Broken down, the two root words “photo” and “voltaic” mean “light” and “electricity.” So it’s no wonder that photovoltaic (PV) cells are essentially solar-electric energy systems, devices built to convert sunlight into an electrical current. This article will summarize the way photovoltaic cells accomplish their magic and will outline their general stages of development.
A PV cell consists of a diode, which conducts electric currents in a single direction using its semiconductor material. Semiconductors have the ability to transfer heat or electricity between metal and an insulator. This capacity increases along with increases in temperature.
When sunlight hits the solar panel of a PV cell, a portion of that light is absorbed and transferred to the semiconductor. Once the semiconductor receives this solar heat, atoms release electrons, which flow through the semiconductor to create an electrical charge. This electrical charge, or current, is drawn to metal plates located on the top and bottom of the PV cell. From there, it enters an inverter, where it can be transferred to a home’s utility panel for useable energy.

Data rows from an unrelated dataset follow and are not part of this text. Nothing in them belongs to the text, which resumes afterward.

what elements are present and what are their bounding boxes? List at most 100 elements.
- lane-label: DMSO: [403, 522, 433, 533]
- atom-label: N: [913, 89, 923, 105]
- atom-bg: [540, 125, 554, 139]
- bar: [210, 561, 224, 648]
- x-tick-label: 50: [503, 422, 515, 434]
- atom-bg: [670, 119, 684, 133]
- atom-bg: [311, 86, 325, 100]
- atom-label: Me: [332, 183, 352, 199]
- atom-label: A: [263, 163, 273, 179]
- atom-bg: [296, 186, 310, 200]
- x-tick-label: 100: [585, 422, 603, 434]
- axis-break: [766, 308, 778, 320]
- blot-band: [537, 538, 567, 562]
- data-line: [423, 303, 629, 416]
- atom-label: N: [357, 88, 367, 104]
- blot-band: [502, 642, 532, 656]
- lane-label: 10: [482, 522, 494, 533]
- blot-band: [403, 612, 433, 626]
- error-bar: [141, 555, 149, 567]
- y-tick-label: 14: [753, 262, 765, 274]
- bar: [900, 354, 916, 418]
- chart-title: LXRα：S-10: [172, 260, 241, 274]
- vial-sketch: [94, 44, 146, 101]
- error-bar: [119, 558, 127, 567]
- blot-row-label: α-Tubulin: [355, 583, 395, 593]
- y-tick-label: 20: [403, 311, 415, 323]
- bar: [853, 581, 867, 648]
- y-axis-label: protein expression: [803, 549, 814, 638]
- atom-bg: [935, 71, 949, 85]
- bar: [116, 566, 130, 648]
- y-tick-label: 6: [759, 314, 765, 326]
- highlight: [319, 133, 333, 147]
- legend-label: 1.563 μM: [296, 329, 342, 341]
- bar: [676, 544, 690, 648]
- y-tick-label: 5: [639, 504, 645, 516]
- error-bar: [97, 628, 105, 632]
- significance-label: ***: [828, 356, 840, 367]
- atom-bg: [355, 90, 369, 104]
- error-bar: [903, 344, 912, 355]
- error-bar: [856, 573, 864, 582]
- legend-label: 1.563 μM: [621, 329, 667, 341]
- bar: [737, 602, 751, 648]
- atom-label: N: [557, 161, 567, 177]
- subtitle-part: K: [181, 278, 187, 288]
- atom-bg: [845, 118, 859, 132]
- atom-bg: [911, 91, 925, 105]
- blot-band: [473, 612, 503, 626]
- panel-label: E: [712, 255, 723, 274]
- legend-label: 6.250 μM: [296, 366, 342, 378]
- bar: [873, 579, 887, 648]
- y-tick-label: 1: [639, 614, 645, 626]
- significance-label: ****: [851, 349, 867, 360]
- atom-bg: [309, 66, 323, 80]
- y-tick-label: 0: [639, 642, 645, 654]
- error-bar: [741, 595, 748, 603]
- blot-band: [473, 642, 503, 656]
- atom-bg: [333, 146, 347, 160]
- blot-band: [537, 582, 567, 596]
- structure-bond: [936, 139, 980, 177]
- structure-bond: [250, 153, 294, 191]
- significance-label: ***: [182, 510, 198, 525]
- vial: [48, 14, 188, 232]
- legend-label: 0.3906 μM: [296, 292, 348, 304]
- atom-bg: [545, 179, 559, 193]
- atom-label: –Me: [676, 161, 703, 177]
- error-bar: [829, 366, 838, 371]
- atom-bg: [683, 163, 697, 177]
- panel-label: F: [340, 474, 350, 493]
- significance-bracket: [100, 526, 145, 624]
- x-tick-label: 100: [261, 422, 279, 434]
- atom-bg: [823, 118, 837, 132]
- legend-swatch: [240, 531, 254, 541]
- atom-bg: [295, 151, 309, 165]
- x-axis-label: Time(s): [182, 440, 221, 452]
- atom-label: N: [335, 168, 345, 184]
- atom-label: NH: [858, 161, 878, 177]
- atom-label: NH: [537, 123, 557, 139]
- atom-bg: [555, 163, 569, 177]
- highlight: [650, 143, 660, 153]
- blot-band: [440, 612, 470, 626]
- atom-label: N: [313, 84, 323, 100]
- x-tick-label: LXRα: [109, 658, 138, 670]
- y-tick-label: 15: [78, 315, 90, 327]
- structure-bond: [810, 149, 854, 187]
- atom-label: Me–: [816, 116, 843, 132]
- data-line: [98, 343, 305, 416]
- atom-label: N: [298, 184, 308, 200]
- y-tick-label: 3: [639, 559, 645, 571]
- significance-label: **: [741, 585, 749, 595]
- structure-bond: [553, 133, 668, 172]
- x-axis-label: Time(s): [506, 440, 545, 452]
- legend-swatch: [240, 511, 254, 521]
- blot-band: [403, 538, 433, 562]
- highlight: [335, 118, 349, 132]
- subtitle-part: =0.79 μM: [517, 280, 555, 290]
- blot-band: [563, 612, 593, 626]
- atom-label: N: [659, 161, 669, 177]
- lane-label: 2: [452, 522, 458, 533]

Silicon is still the most commonly found semiconductor in an average PV cell. Silicon has a crystalline structure. Each silicon atom consists of three layers filled with electrons that increase in number toward the center of the atom. As electrons in the outer shell are released, the inner electrons move to take their place, resulting in a locked structure. This is why most silicon solar cells are either N-type or P-type silicon cells. Through a doping process, N-type cells include phosporous, enabling more electrons to escape the outer shell of the atomic structure to become electricity. P-type silicon cells are doped with boron, which allows electrons to leave the atomic structure by creating positively charged holes in their place.
The most common semiconductor in PV cells is still the silicon wafer. As technology advances, PV semiconductors are becoming more flexible and diverse. Advancements from the silicon wafer include foil-based solar cells, polymer solar cells, nanocrystal solar cells, dye-sensitized solar cells, and most recently, multispectrum solar cells.